Updated June 04, 2024
Good enough, if you've already paid for a license anyway.
Score 6 out of 10
Vetted Review
Overall Satisfaction with Microsoft Defender for Endpoint
All Windows endpoints need some kind of antivirus to survive in the wild and while we generally use alternative software and likely always will, on low importance systems that just need something for the sake of compliance, where a license is already paid and available as part of a Microsoft 365 package, it is viable.
- Meets compliance requirements.
- In my experience, 0 Day detection and remediation.
- In my opinion, configuration is convoluted. In my experience, it pretends to be more complicated and advanced than it is.
- In my opinion, No meaningful ROI.
- Other
It comes with various MS subscriptions, so no reason not to use it if you effectively have it free. In my opinion, I would never pay money for it though.

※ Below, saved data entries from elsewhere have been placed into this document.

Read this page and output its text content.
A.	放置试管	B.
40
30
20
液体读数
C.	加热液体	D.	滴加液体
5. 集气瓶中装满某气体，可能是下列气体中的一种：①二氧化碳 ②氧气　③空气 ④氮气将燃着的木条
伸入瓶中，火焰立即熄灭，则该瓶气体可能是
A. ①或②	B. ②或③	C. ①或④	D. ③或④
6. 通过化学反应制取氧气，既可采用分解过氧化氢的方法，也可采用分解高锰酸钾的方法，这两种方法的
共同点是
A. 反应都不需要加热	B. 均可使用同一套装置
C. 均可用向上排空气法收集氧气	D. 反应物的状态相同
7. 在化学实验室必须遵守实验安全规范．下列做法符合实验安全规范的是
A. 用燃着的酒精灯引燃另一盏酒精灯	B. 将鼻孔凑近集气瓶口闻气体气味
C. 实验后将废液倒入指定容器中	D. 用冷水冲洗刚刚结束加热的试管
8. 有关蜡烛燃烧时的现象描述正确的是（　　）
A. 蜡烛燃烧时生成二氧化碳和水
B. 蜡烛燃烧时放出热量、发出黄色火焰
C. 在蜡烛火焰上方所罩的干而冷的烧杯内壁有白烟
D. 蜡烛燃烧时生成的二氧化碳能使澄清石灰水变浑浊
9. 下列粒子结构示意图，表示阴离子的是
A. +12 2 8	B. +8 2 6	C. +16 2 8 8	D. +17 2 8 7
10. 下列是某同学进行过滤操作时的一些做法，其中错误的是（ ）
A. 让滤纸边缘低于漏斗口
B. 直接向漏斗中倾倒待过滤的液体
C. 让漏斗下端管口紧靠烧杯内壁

Using it for AV, we don't use its EDR directly as we use Huntress on all devices, which handles that aspect. It does occasionally notify us of know exploits automatically, but we have other means of monitoring that anyway.
We are only protecting about 40 devices with it, some Windows server, some desktop, all low priority systems, like trial devices, endpoints for testing and so on. We only use the licenses at all because they are included with other licenses we have.
Do you think Microsoft Defender for Endpoint delivers good value for the price?
Yes
Are you happy with Microsoft Defender for Endpoint's feature set?
Yes
Did Microsoft Defender for Endpoint live up to sales and marketing promises?
No
Did implementation of Microsoft Defender for Endpoint go as expected?
No
Would you buy Microsoft Defender for Endpoint again?
No
Microsoft Defender for Endpoint Feature Ratings
Using Microsoft Defender for Endpoint
10 - This question doesn't directly apply to our use case. We consider defender an adequate AV solution for servers that end users don't directly access. Thus there is still some AV protection, but no risk of end users carelessly trying to install malware. The servers service hundreds of users, but only our technical staff access them.
6 - We have a number of staff qualified to handle security matters, such as detections or false positives from Defender. But we've never had malware reach any of our backend servers before, so it's mostly irrelevant. In fact in the 20 year history of our business, we've only had one end user terminal server get a virus, and it had hourly snapshots anyway, so it was basically irrelevant.
- We only use Defender because we end up with lots of licenses included with other MS subscriptions, and only on devices that end users don't touch.
- It's light weight and integrates well with Huntress, which is a plus.
- Although we've literally never had a detection from it, we know it works in theory.
- We use better AV for user facing devices that are more likely to be infected, and Defender licenses that come with various MS subscriptions for backend or trial systems that users don't touch. Basically makes use of otherwise useless licenses.
- We have considered a Defender/Huntress stack for end user devices, maybe in the future. Currently our tests have shown it to be less effective than competing solutions.